Each air, waste and water example in the report shows innovative technology, processes or approaches; yields a quantifiable return on investment; documents a reduction in impact or improvement in efficiency; or demonstrates industry collaboration. Examples include:

  • A wind farm currently being built in Texas will enable Procter & Gamble to use 100 percent wind power to make its fabric and home care products in North America. The 100-megawatt wind farm is expected to be operational in December 2016. Each year, it is projected to eliminate 200,000 metric tons of CO2 emissions and generate 370,000 megawatt-hours which is enough electricity to wash one million loads of laundry;
  • Coca-Cola developed a type of plastic made from renewable material from plants, replacing fossil-based ingredients used to make plastic bottles. More than 30 billion of these plant bottles have entered markets in nearly 40 countries since 2009, saving more than 630,000 barrels of oil; 
  • Nestlé’s investment in a ‘zero water’ milk factory in Modesto, California will not use any local freshwater resources, and instead will extract the water it needs to manufacture dairy products from milk. That investment alone will save some 63 million gallons of water each year;
  • A Land O’Lakes facility which packages animal feed identified an innovative way to recycle 95% of the bag trim used in packaging. This facility teamed up with recycling and waste management partners to create a one-of-a-kind sorting system that uses air to sort the materials. This reduced the amount of trash generated at the facility and ensured that materials with recyclable value are kept out of landfills.
  • Clorox Company’s Glad® trash bags handle consumer waste – and minimize waste as well. Using new technology, the Glad® brand has reduced the amount of plastic in its base trash bags by 6.5 percent. This has resulted 5 million pounds of plastic less than what was needed previously for bags.  

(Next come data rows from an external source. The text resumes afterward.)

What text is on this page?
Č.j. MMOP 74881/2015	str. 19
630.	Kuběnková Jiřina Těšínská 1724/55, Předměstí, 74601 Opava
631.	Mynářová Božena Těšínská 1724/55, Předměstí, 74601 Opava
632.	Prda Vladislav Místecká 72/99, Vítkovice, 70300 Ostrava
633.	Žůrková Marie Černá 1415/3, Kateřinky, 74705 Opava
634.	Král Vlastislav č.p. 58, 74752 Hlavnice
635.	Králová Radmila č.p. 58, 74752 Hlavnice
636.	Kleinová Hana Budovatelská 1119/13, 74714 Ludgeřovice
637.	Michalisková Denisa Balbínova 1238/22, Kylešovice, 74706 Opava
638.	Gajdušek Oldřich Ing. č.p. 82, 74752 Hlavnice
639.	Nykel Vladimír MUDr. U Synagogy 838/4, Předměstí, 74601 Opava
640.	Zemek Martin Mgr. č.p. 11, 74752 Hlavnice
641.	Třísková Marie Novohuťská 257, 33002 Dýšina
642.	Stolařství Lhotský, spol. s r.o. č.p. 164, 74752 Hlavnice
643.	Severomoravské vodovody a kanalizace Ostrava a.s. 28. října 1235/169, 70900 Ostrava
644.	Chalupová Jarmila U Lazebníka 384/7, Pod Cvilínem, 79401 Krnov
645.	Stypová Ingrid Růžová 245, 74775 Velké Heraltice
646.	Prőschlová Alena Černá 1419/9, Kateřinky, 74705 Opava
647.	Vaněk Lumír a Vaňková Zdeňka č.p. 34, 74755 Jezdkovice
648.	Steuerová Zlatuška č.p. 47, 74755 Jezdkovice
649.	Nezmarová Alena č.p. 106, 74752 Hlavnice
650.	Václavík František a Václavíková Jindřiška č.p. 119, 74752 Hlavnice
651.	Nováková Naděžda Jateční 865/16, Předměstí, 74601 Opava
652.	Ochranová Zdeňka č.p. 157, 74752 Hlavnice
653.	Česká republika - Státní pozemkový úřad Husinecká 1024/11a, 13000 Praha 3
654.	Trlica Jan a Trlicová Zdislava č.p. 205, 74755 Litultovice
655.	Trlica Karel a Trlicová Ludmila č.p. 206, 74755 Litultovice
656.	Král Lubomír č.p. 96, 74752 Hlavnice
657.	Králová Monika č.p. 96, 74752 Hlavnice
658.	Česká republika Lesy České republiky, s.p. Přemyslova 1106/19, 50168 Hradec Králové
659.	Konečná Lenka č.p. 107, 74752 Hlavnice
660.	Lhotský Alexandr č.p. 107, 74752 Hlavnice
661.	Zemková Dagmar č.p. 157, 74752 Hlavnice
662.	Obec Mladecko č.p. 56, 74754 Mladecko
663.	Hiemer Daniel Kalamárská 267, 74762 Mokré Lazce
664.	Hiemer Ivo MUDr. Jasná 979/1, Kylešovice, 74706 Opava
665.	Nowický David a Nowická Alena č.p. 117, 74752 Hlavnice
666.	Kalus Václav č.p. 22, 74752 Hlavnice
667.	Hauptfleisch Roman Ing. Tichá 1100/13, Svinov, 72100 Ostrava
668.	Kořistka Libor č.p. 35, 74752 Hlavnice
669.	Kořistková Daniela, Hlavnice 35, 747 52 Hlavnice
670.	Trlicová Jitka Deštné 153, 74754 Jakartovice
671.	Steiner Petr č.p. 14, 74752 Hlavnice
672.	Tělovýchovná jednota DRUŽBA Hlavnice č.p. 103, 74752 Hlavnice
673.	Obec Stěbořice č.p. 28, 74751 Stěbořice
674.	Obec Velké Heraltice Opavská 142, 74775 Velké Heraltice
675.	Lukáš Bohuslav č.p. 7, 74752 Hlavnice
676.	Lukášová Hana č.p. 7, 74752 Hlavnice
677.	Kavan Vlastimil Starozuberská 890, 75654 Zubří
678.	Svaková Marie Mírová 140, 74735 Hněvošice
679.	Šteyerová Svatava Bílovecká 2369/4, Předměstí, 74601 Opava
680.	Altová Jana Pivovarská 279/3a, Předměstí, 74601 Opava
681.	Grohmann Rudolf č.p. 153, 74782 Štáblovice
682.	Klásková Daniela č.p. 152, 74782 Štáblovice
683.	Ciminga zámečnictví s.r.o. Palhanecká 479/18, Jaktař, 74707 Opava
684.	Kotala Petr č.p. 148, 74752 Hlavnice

The report is the third edition of GMA’s biennial Environmental Success Stories, compiled with the help of with sustainability experts and a leading accounting firm. 

To download a copy of Environmental Success Stories in the Consumer Packaged Goods Industry 2016, click here.


About The Grocery Manufacturers Association

The Grocery Manufacturers Association (GMA) is the trade organization representing the world’s leading food, beverage and consumer products companies and associated partners. The U.S. food, beverage and consumer packaged goods industry has facilities in 30,000 communities, generates $1 trillion in sales annually, contributes $415 billion in added value to the economy every year and is the single largest U.S. manufacturing industry with 1.7 million manufacturing workers. Founded in 1908, GMA has a primary focus on product safety, science-based public policies and industry initiatives that seek to empower people with the tools and information they need to make informed choices and lead healthier lives.